Verify the following are composite integers by using FlT:
(a) 4097
(b) 32 767
(c) 2197 [use base 13]
Before we start, it is worth reminding ourselves of FlT and its contrapositive.
FlT says:
$$ ( n \text{ prime } \land n \not \mid a ) \quad \implies \quad a^{n-1} \equiv 1 \pmod n $$
The contrapositive says
$$ a^{n-1} \not \equiv 1 \pmod n \quad \implies \quad (n \text{ composite } \lor n \mid a ) $$
If we know $n \not \mid a$, this reduces to
$$ a^{n-1} \not \equiv 1 \pmod n \quad \implies \quad n \text{ composite } $$
If we know $n$ is an odd integer, then we know $n \not \mid 2$, and so we have the specialised form of Proposition (4.6)

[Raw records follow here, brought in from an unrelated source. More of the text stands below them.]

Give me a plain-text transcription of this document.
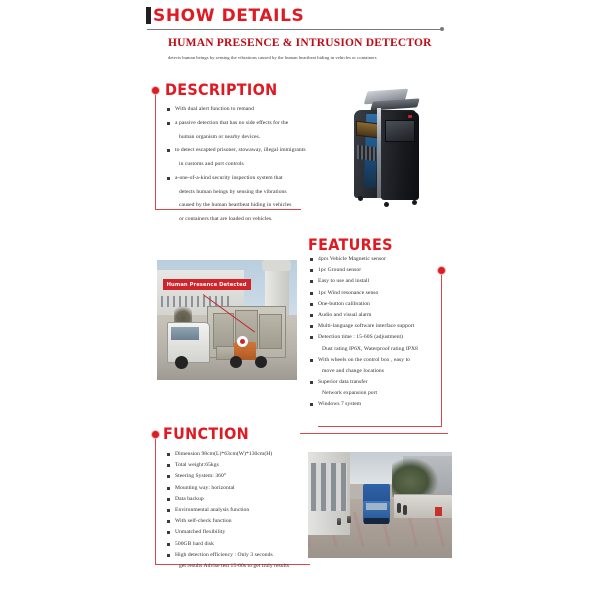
SHOW DETAILS
HUMAN PRESENCE & INTRUSION DETECTOR
detects human beings by sensing the vibrations caused by the human heartbeat hiding in vehicles or containers
DESCRIPTION
With dual alert function to remand
a passive detection that has no side effects for the
human organism or nearby devices.
to detect escapted prisoner, stowaway, illegal immigrants
in customs and port controls
a-one-of-a-kind security inspection system that
detects human beings by sensing the vibrations
caused by the human heartbeat hiding in vehicles
or containers that are loaded on vehicles.
FEATURES
4pcs Vehicle Magnetic sensor
1pc Ground sensor
Easy to use and install
1pc Wind resonance senso
One-button calibration
Audio and visual alarm
Multi-language software interface support
Detection time : 15-60S (adjustment)
Dust rating IP6X, Waterproof rating IPX8
With wheels on the control box , easy to
move and change locations
Superior data transfer
Network expansion port
Windows 7 system
Human Presence Detected
FUNCTION
Dimension 98cm(L)*63cm(W)*130cm(H)
Total weight:65kgs
Steering System: 360°
Mounting way: horizontal
Data backup
Environmental analysis function
With self-check function
Unmatched flexibility
500GB hard disk
High detection efficiency : Only 3 seconds
get results Advise test 15-60s to get truly results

$$ 2^{n-1} \not \equiv 1 \pmod n \quad \implies \quad \text{odd integer } n \text{ composite } $$
(a) Noting that 4097 is an odd integer, and also $2^{12} \equiv 4096 \equiv -1 \pmod {4097}$, we have
$$ \begin{align} 2^{4097-1} & \equiv 2^{4096} \pmod {4097} \\ \\ & \equiv (2^{12})^{341} \times 2^4 \pmod {4097} \\ \\ & \equiv (-1) \times 16 \pmod {4097} \\ \\ & \equiv 4081 \pmod {4097} \\ \\ 2^{4097-1} & \not \equiv 1\pmod {4097} \end{align} $$
So by Proposition (4.6) we conclude 4097 is composite.
(b) Noting that 32767 is an odd integer, and $2^{15} \equiv 32768 \equiv 1 \pmod {32767}$, we have
$$ \begin{align} 2^{32767-1} & \equiv 2^{32766} \pmod {32767} \\ \\ & \equiv (2^{15})^{2184} \times 2^6 \pmod {32767} \\ \\ & \equiv (1) \times 64 \pmod {32767} \\ \\ & \not \equiv 1 \pmod {32767} \end{align} $$
So by Proposition (4.6) we conclude 32767 is composite.
(c) We can immediately see that $13^3=2197$ and so 2197 is composite.